Will the pretty picture last?
Anyone who tells you the answer to that question is just guessing. It’s indisputable, however, that what the monetary and fiscal policy makers have just done is important and positive. Even better that none of them are declaring victory and they remain vigilant. At least we all know the answer to the question that always gets posed, “What keeps you up at night?” But don’t for a minute lose sight of the fact that the immediate future of the economy, and therefore what we must base our forecasts upon, is dictated by news we don’t, as yet, have any control over, or proper handle on.
However, if the recent policy actions can help ensure that the very functioning of markets can be put back on some familiar and stable footing, the way we respond to incoming news can work its way back to something we can claim to understand. And volatility will settle down over time. While painful, this will be helped, slowly, as some of the most extreme excesses of over leveraged and imprudent positioning is reduced. Which is a nice way of saying, stopped out.
At this point, the worst thing that can happen is that investors are encouraged, forced, or on their own, rush back into the sort of positions that ultimately they have no control over and there are no bids for, when difficulties once again arise. Nerves are raw enough, that even as things get better, it won’t take a lot to provoke bouts of panic. It’s ironic that we all use charts and pattern recognition to make judgments about how the past can predict the future, yet never learn the lessons of our mistakes. The music always stops playing. Yet, we seem to assume the band is just on break.

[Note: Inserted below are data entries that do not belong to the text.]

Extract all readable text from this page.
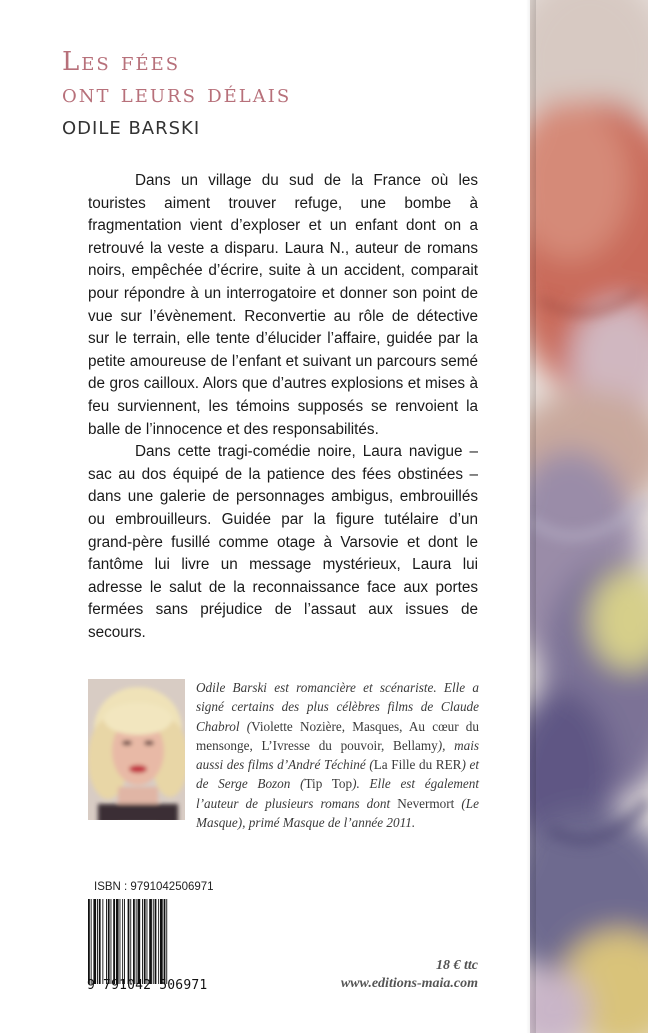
Les fées
ont leurs délais
ODILE BARSKI

Dans un village du sud de la France où les touristes aiment trouver refuge, une bombe à fragmentation vient d’exploser et un enfant dont on a retrouvé la veste a disparu. Laura N., auteur de romans noirs, empêchée d’écrire, suite à un accident, comparait pour répondre à un interrogatoire et donner son point de vue sur l’évènement. Reconvertie au rôle de détective sur le terrain, elle tente d’élucider l’affaire, guidée par la petite amoureuse de l’enfant et suivant un parcours semé de gros cailloux. Alors que d’autres explosions et mises à feu surviennent, les témoins supposés se renvoient la balle de l’innocence et des responsabilités.

Dans cette tragi-comédie noire, Laura navigue – sac au dos équipé de la patience des fées obstinées – dans une galerie de personnages ambigus, embrouillés ou embrouilleurs. Guidée par la figure tutélaire d’un grand-père fusillé comme otage à Varsovie et dont le fantôme lui livre un message mystérieux, Laura lui adresse le salut de la reconnaissance face aux portes fermées sans préjudice de l’assaut aux issues de secours.

Odile Barski est romancière et scénariste. Elle a signé certains des plus célèbres films de Claude Chabrol (Violette Nozière, Masques, Au cœur du mensonge, L’Ivresse du pouvoir, Bellamy), mais aussi des films d’André Téchiné (La Fille du RER) et de Serge Bozon (Tip Top). Elle est également l’auteur de plusieurs romans dont Nevermort (Le Masque), primé Masque de l’année 2011.
ISBN : 9791042506971
9 791042 506971
18 € ttc
www.editions-maia.com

We should also remember that volumes have been poor. Made all the more so with Japan off on holiday. Treasury futures traded extremely lightly in Asia. Equity turnover was better, but nothing to write home about. It’s a brave trader who wants to initiate new positions of any size going into the weekend, but model-driven strategies will still be getting signals. Hopefully rebalanced for the changes in volatility and P&L draw-down.
But this could still be an interesting day. And not just because of the option expiries. The moves today have made some important short-term charts show signs of trying to tempt traders to try to catch the proverbial falling knife. If this was a normal period, we would be looking at all the double tops and bottoms, coming after extreme moves, and salivating to take a shot. And, indeed, it may prove too irresistible for some to resist. Especially as the most glaring examples — dollar, commodities, equities — all have liquid futures to play in.
Decent short-term technical cases to be made that these latest bounces could have some legs. Even if they are just corrections. And where stops should logically be placed is pretty clear. How much faith are you willing to place, once again, in policy makers? How many bad positions have been excised? Are you willing to assume that the bad news has already been priced in? There are lots of interesting questions to ask on a Friday. From home.